Former N.S. police chief found guilty of sexually exploiting teen
Published Thursday, October 24, 2019 7:32AM ADT Last Updated Thursday, October 24, 2019 10:59PM ADT
BRIDGEWATER, N.S. -- A former police chief in Nova Scotia who was described in court as a "father figure" to a 17-year-old girl with mental health issues was convicted Thursday of sexually exploiting the teen.
Nova Scotia Supreme Court Justice Mona Lynch said John Collyer was the head of the Bridgewater Police Service in 2016 when he groomed the girl for a sexual relationship and later sexually assaulted her in his car.
Court heard Collyer became a mentor to the girl when she and her family moved to Bridgewater, a town in the South Shore region.

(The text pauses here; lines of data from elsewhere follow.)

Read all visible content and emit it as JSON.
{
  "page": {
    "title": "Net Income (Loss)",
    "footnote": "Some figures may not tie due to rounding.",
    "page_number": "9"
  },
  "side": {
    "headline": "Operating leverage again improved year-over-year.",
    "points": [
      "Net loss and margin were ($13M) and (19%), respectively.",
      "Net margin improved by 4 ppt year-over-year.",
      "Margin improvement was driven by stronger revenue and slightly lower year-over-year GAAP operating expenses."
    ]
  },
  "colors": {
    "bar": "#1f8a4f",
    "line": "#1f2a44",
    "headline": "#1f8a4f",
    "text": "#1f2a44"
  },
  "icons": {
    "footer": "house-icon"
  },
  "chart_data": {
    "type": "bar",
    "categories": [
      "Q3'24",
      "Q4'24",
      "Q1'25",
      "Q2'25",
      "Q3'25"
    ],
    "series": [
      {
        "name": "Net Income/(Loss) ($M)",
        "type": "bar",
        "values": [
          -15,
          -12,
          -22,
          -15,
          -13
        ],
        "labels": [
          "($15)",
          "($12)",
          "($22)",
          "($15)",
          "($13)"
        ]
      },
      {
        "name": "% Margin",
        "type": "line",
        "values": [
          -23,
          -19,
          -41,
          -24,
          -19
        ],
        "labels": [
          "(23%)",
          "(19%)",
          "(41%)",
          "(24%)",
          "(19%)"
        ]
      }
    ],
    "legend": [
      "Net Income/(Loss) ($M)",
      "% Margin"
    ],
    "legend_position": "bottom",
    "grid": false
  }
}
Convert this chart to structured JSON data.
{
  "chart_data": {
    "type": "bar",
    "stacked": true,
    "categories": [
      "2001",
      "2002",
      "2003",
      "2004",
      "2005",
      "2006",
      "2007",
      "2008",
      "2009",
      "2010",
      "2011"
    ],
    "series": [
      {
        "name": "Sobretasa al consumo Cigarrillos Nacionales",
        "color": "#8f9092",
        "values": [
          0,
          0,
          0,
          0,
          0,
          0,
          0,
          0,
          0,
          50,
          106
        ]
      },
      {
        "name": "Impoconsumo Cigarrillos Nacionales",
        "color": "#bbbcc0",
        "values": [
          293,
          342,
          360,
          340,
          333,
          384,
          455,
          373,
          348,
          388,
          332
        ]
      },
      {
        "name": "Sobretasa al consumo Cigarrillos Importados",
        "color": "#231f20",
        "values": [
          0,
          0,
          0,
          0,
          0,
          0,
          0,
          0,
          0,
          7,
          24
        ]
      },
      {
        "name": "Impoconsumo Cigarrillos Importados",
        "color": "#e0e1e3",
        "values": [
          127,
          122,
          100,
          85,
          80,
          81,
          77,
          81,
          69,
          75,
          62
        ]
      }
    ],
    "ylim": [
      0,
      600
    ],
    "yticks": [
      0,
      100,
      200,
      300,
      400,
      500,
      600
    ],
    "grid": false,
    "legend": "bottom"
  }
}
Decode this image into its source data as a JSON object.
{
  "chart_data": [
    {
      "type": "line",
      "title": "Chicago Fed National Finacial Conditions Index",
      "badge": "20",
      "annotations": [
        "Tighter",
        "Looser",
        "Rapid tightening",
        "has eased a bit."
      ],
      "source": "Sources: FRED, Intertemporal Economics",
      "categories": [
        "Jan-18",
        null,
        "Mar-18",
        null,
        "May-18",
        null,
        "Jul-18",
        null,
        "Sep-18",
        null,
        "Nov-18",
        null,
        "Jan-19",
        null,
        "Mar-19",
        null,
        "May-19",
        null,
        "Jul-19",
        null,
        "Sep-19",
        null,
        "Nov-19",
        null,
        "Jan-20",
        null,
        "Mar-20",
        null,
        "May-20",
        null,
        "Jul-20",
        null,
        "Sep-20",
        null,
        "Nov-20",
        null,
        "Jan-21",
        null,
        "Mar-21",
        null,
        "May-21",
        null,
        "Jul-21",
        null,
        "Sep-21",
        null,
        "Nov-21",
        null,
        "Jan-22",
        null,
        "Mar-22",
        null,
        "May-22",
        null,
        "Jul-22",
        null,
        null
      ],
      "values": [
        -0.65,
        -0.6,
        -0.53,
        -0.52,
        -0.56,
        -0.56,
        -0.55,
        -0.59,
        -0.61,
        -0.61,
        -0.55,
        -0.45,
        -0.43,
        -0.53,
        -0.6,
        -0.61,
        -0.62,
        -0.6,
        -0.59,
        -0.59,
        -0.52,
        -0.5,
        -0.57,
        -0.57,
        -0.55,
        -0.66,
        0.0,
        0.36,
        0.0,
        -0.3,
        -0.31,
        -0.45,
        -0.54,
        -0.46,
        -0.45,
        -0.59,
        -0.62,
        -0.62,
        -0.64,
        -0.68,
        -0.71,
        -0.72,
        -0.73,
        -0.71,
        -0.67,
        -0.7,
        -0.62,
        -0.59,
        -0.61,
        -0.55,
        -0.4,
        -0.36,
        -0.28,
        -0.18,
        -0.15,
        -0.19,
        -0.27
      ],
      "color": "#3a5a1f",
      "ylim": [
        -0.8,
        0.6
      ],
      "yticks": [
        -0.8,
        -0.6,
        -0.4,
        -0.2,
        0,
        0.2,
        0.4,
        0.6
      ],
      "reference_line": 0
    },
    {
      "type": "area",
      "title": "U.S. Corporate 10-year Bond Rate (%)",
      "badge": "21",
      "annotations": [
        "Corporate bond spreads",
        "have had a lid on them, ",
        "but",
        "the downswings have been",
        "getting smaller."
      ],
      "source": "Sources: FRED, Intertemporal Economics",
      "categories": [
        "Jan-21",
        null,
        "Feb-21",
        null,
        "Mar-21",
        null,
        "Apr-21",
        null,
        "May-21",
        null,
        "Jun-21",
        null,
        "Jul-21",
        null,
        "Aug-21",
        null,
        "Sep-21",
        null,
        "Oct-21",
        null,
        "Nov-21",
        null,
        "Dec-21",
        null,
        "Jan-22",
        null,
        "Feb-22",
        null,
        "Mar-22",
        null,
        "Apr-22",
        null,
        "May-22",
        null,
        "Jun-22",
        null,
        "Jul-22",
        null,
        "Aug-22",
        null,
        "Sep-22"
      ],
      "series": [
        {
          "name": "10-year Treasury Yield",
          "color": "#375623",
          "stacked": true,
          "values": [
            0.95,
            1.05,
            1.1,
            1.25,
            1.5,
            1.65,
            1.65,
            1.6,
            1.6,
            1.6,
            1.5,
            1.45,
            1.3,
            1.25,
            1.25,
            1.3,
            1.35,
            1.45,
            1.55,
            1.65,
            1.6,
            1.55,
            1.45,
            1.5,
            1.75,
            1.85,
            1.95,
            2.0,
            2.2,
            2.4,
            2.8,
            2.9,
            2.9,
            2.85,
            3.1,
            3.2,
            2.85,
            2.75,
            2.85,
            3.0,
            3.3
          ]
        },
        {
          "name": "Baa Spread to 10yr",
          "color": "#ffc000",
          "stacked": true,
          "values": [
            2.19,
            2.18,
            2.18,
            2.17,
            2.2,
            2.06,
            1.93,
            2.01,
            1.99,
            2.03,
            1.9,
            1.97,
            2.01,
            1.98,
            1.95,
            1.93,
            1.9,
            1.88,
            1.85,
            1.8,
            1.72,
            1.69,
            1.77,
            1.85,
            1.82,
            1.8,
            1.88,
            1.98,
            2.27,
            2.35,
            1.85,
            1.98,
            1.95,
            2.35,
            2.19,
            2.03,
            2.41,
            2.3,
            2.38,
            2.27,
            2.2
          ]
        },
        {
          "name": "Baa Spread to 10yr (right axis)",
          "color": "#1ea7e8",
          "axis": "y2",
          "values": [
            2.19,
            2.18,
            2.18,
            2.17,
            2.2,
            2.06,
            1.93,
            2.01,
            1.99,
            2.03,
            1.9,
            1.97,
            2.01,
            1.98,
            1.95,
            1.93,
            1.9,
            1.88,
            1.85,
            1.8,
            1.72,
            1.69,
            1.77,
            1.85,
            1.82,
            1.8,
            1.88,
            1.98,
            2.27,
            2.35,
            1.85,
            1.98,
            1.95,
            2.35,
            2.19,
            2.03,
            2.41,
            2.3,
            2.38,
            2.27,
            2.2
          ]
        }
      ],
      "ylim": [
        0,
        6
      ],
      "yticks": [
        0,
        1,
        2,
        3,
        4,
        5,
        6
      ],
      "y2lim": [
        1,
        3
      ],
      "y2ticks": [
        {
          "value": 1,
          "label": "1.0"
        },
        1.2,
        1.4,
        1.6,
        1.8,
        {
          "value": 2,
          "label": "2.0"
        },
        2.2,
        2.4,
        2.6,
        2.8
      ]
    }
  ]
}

She was 12 at the time and Collyer was deputy chief.
Over the years, Collyer and his wife Sheri spent a great deal of time with the family, offering them emotional and financial support.
As well, Collyer took the girl to appointments, on shopping trips and sometimes to a beach near his home.
The Crown argued his relationship with the girl changed as she got older, developing into a sexual interest that he expressed through online conversations.
"John Collyer denied any sexual interest in the complainant," Lynch said, but she found that messages on Facebook told a different story.
Records obtained from Facebook showed that between April 2015 and August 2016, Collyer's Facebook account included 596 messages between him and the complainant. However, 536 of them had been deleted by the time the province's police watchdog agency started investigating in August 2016.
The messages that remained were described as innocuous, but the girl's mother produced screen shots of other messages that Lynch said were sexual in nature.
In particular, Lynch focused on a video Collyer sent to the girl, which included images of a small dog tugging at the bikini strap of a young woman.
Collyer sent a message with the video, telling the girl: "Guess which little dog I'm rooting to win the tug of war! ... I wonder if you could train yours to do that." Lynch said the only reasonable inference that could be drawn from that message was that Collyer had an interest in seeing the girl's breasts.
In another message, Collyer wrote: "OK ... you are hot. Love you a bit more!" And in a subsequent message, Collyer asked about sending the girl "dirty limericks," and he told her he would "get in trouble" if he was alone with her.
Collyer told investigators that the messages were sent when he was drinking, and he insisted that he later apologized to the girl's mother when he realized the innuendo was inappropriate.
The judge said the intent of the messages was clear.
"The messages are sexually suggestive and they lead to an inference of an older man grooming a young girl to have sexual contact," Lynch's ruling says. The judge said the complainant did not respond to Collyer's remarks in a sexually suggestive way. Instead, she said she found them "gross."
The victim, whose identity is protected by a publication ban, was present in the courtroom with her mother as the decision was read. Her medical records, which were admitted as evidence, show she had been diagnosed with attention deficit hyperactivity disorder, obsessive compulsive disorder and oppositional defiant disorder.
During Collyer's trial last summer, a psychiatrist testified that in 2016 the girl had an intellectual and emotional age of between 10 and 12 years old.
The girl told investigators that sometime in the spring of 2016, she and Collyer were driving in his small convertible when he asked if she could make herself have an orgasm, and he then reached between her legs, pushed aside her skirt and penetrated her with his fingers.
The girl said she did not agree with this. "The complainant was clear and did not waiver in the details of the events in the car," Lynch said.
Five days after Collyer learned he was under investigation, the police chief reported that he had lost his cellphone. It was never found.
Lynch said it was reasonable to conclude Collyer had disposed of the cellphone to avoid recovery of its messages.
The 26-year veteran of the police force was originally charged in May 2017 with sexual assault and two counts of sexual exploitation, but one of the sexual exploitation charges was withdrawn. He was suspended from the force shortly afterwards.
He was tried on one count of sexual assault and one of sexual exploitation. Lynch found him guilty of both crimes, but she ordered a conditional stay on the sexual assault conviction based on the principle that an accused cannot be convicted of two offences arising from the same actions.
Sexual exploitation involves the sexual touching of a minor by a person in a position of trust or authority.
Crown attorney Roland Levesque said the complainant showed great courage by coming forward.
"It shows the bravery ... that the complainant and her family had to actually come forward and see this through," he said outside the courtroom. "They are in a very small community where they're confronting a person ... who has a very high office and has a great deal of power."
Collyer, who was released with conditions, is to be sentenced on March 4.